In announcing last month the details of the new MILC program, USDA at first indicated that producers could choose the months in 2002 when they wanted to begin receiving the monthly milk payments. That seems fair enough; Congress wanted a countercyclical dairy payment program in the Farm Bill, and the producer-friendly way to do that was to give farmers affected by the 2.4 million pound cap the option of when to receive payments. But just days later, the USDA said that producers won't be given the option of when to begin receiving payments. They'll be paid on their production dating back to last December, period. Never mind that last winter's payment rates are only about half of what they have been this summer.

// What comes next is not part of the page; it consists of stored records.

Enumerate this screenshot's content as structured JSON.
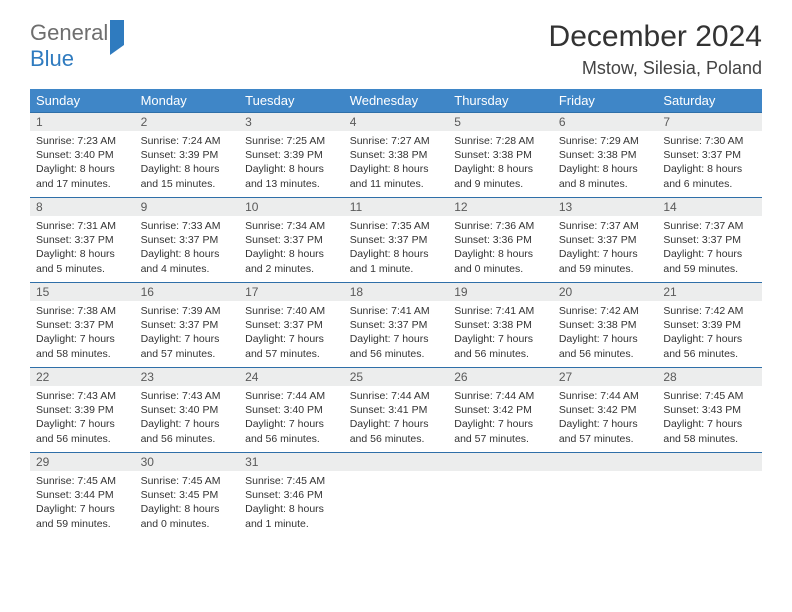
{
  "logo": {
    "part1": "General",
    "part2": "Blue"
  },
  "title": "December 2024",
  "location": "Mstow, Silesia, Poland",
  "day_headers": [
    "Sunday",
    "Monday",
    "Tuesday",
    "Wednesday",
    "Thursday",
    "Friday",
    "Saturday"
  ],
  "colors": {
    "header_bg": "#3f86c7",
    "header_text": "#ffffff",
    "daynum_bg": "#eceded",
    "cell_border": "#2f6fa8",
    "logo_gray": "#6e6e6e",
    "logo_blue": "#2f7bbf",
    "text": "#333333"
  },
  "weeks": [
    [
      {
        "n": "1",
        "sr": "Sunrise: 7:23 AM",
        "ss": "Sunset: 3:40 PM",
        "dl": "Daylight: 8 hours and 17 minutes."
      },
      {
        "n": "2",
        "sr": "Sunrise: 7:24 AM",
        "ss": "Sunset: 3:39 PM",
        "dl": "Daylight: 8 hours and 15 minutes."
      },
      {
        "n": "3",
        "sr": "Sunrise: 7:25 AM",
        "ss": "Sunset: 3:39 PM",
        "dl": "Daylight: 8 hours and 13 minutes."
      },
      {
        "n": "4",
        "sr": "Sunrise: 7:27 AM",
        "ss": "Sunset: 3:38 PM",
        "dl": "Daylight: 8 hours and 11 minutes."
      },
      {
        "n": "5",
        "sr": "Sunrise: 7:28 AM",
        "ss": "Sunset: 3:38 PM",
        "dl": "Daylight: 8 hours and 9 minutes."
      },
      {
        "n": "6",
        "sr": "Sunrise: 7:29 AM",
        "ss": "Sunset: 3:38 PM",
        "dl": "Daylight: 8 hours and 8 minutes."
      },
      {
        "n": "7",
        "sr": "Sunrise: 7:30 AM",
        "ss": "Sunset: 3:37 PM",
        "dl": "Daylight: 8 hours and 6 minutes."
      }
    ],
    [
      {
        "n": "8",
        "sr": "Sunrise: 7:31 AM",
        "ss": "Sunset: 3:37 PM",
        "dl": "Daylight: 8 hours and 5 minutes."
      },
      {
        "n": "9",
        "sr": "Sunrise: 7:33 AM",
        "ss": "Sunset: 3:37 PM",
        "dl": "Daylight: 8 hours and 4 minutes."
      },
      {
        "n": "10",
        "sr": "Sunrise: 7:34 AM",
        "ss": "Sunset: 3:37 PM",
        "dl": "Daylight: 8 hours and 2 minutes."
      },
      {
        "n": "11",
        "sr": "Sunrise: 7:35 AM",
        "ss": "Sunset: 3:37 PM",
        "dl": "Daylight: 8 hours and 1 minute."
      },
      {
        "n": "12",
        "sr": "Sunrise: 7:36 AM",
        "ss": "Sunset: 3:36 PM",
        "dl": "Daylight: 8 hours and 0 minutes."
      },
      {
        "n": "13",
        "sr": "Sunrise: 7:37 AM",
        "ss": "Sunset: 3:37 PM",
        "dl": "Daylight: 7 hours and 59 minutes."
      },
      {
        "n": "14",
        "sr": "Sunrise: 7:37 AM",
        "ss": "Sunset: 3:37 PM",
        "dl": "Daylight: 7 hours and 59 minutes."
      }
    ],
    [
      {
        "n": "15",
        "sr": "Sunrise: 7:38 AM",
        "ss": "Sunset: 3:37 PM",
        "dl": "Daylight: 7 hours and 58 minutes."
      },
      {
        "n": "16",
        "sr": "Sunrise: 7:39 AM",
        "ss": "Sunset: 3:37 PM",
        "dl": "Daylight: 7 hours and 57 minutes."
      },
      {
        "n": "17",
        "sr": "Sunrise: 7:40 AM",
        "ss": "Sunset: 3:37 PM",
        "dl": "Daylight: 7 hours and 57 minutes."
      },
      {
        "n": "18",
        "sr": "Sunrise: 7:41 AM",
        "ss": "Sunset: 3:37 PM",
        "dl": "Daylight: 7 hours and 56 minutes."
      },
      {
        "n": "19",
        "sr": "Sunrise: 7:41 AM",
        "ss": "Sunset: 3:38 PM",
        "dl": "Daylight: 7 hours and 56 minutes."
      },
      {
        "n": "20",
        "sr": "Sunrise: 7:42 AM",
        "ss": "Sunset: 3:38 PM",
        "dl": "Daylight: 7 hours and 56 minutes."
      },
      {
        "n": "21",
        "sr": "Sunrise: 7:42 AM",
        "ss": "Sunset: 3:39 PM",
        "dl": "Daylight: 7 hours and 56 minutes."
      }
    ],
    [
      {
        "n": "22",
        "sr": "Sunrise: 7:43 AM",
        "ss": "Sunset: 3:39 PM",
        "dl": "Daylight: 7 hours and 56 minutes."
      },
      {
        "n": "23",
        "sr": "Sunrise: 7:43 AM",
        "ss": "Sunset: 3:40 PM",
        "dl": "Daylight: 7 hours and 56 minutes."
      },
      {
        "n": "24",
        "sr": "Sunrise: 7:44 AM",
        "ss": "Sunset: 3:40 PM",
        "dl": "Daylight: 7 hours and 56 minutes."
      },
      {
        "n": "25",
        "sr": "Sunrise: 7:44 AM",
        "ss": "Sunset: 3:41 PM",
        "dl": "Daylight: 7 hours and 56 minutes."
      },
      {
        "n": "26",
        "sr": "Sunrise: 7:44 AM",
        "ss": "Sunset: 3:42 PM",
        "dl": "Daylight: 7 hours and 57 minutes."
      },
      {
        "n": "27",
        "sr": "Sunrise: 7:44 AM",
        "ss": "Sunset: 3:42 PM",
        "dl": "Daylight: 7 hours and 57 minutes."
      },
      {
        "n": "28",
        "sr": "Sunrise: 7:45 AM",
        "ss": "Sunset: 3:43 PM",
        "dl": "Daylight: 7 hours and 58 minutes."
      }
    ],
    [
      {
        "n": "29",
        "sr": "Sunrise: 7:45 AM",
        "ss": "Sunset: 3:44 PM",
        "dl": "Daylight: 7 hours and 59 minutes."
      },
      {
        "n": "30",
        "sr": "Sunrise: 7:45 AM",
        "ss": "Sunset: 3:45 PM",
        "dl": "Daylight: 8 hours and 0 minutes."
      },
      {
        "n": "31",
        "sr": "Sunrise: 7:45 AM",
        "ss": "Sunset: 3:46 PM",
        "dl": "Daylight: 8 hours and 1 minute."
      },
      null,
      null,
      null,
      null
    ]
  ]
}
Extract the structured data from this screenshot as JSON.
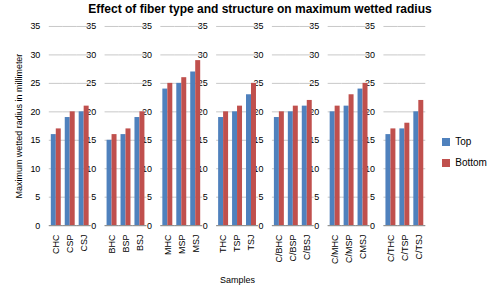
{
  "chart_data": {
    "type": "bar",
    "title": "Effect of fiber type and structure on maximum wetted radius",
    "x_label": "Samples",
    "y_label": "Maximum wetted radius in millimeter",
    "categories": [
      "CHC",
      "CSP",
      "CSJ",
      null,
      "BHC",
      "BSP",
      "BSJ",
      null,
      "MHC",
      "MSP",
      "MSJ",
      null,
      "THC",
      "TSP",
      "TSJ",
      null,
      "C/BHC",
      "C/BSP",
      "C/BSJ",
      null,
      "C/MHC",
      "C/MSP",
      "CMSJ",
      null,
      "C/THC",
      "C/TSP",
      "C/TSJ"
    ],
    "series": [
      {
        "name": "Top",
        "color": "#4f81bd",
        "values": [
          16,
          19,
          20,
          null,
          15,
          16,
          19,
          null,
          24,
          25,
          27,
          null,
          19,
          20,
          23,
          null,
          19,
          20,
          21,
          null,
          20,
          21,
          24,
          null,
          16,
          17,
          20
        ]
      },
      {
        "name": "Bottom",
        "color": "#c0504d",
        "values": [
          17,
          20,
          21,
          null,
          16,
          17,
          20,
          null,
          25,
          26,
          29,
          null,
          20,
          21,
          25,
          null,
          20,
          21,
          22,
          null,
          21,
          23,
          25,
          null,
          17,
          18,
          22
        ]
      }
    ],
    "ylim": [
      0,
      35
    ],
    "yticks": [
      0,
      5,
      10,
      15,
      20,
      25,
      30,
      35
    ],
    "grid": true,
    "legend": "right"
  }
}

If you're a medium- or large-size producer, and you reach the annual production cap of the new program in four months, that's tough.
     
Now, this type of decision is a tough one to figure out, in light of the congressional mandate contained in the 2002 Farm Bill. Yes, restricting the retroactive choice of producers will save the government some money – but not much in the overall scheme of things. What it will do is severely penalize many of the same family farmers that Congress – and hopefully the USDA – is trying to help with the new MILC program
     
Another equally frustrating recent USDA decision (or lack thereof, to be precise) is the failure of the department to use the Dairy Export Incentive Program (DEIP) in the coming year. The DEIP is one of our best tools to help clear the U.S. market of dairy commodities such as nonfat dry milk powder, cheese and butter. Although the amount we can export using DEIP subsidies has declined over the years, we still can move economically-significant quantities of those products, once USDA begins issuing DEIP bonuses through the program to companies that export the dairy items.
     
As a prelude to using the DEIP, the USDA every summer has to make an announcement that the new DEIP year is beginning. That announcement is a technicality, really, and one that occurs almost automatically each July 1st. Except this year. It's been two months now, and the USDA has still not given the green light for the DEIP program to begin issuing bonuses. Never mind that milk powder, cheese and butter are all at or near price support levels. Never mind that dairy farmers are suffering from high grain prices, bad weather and killer low milk prices. The USDA is just sitting on its hands instead of jump-starting the DEIP program.
     
And never mind that the same 2002 Farm Bill which created the MILC program also reauthorized the DEIP and instructed the USDA to use it to the “maximum extent possible” under the law. The silence from the halls of USDA is deafening.
     
So these are just two examples where producers have been given the short end of the stick by the USDA. And I don't know what the possible explanation for these actions could be: is it that the Department has become tied down by bureaucratic tangles? Has the agency forgotten its long-standing mission in service to agricultural producers? Or are the people running these programs less sensitive than they could be to farmers? Any of the answers to these questions leaves me with a confused feeling about the federal agency that many farmers look to for some assistance during tough times like these.
     
Dairy farmers aren't looking for special recognition in the form of holidays or three-day weekends. They just want to earn a decent living – something that's been hard to do this year. And they're not looking to USDA to solve all of their problems. But they would like the 130 year-old agency, one of the largest in the government, to be part of some solution, not just part of another problem.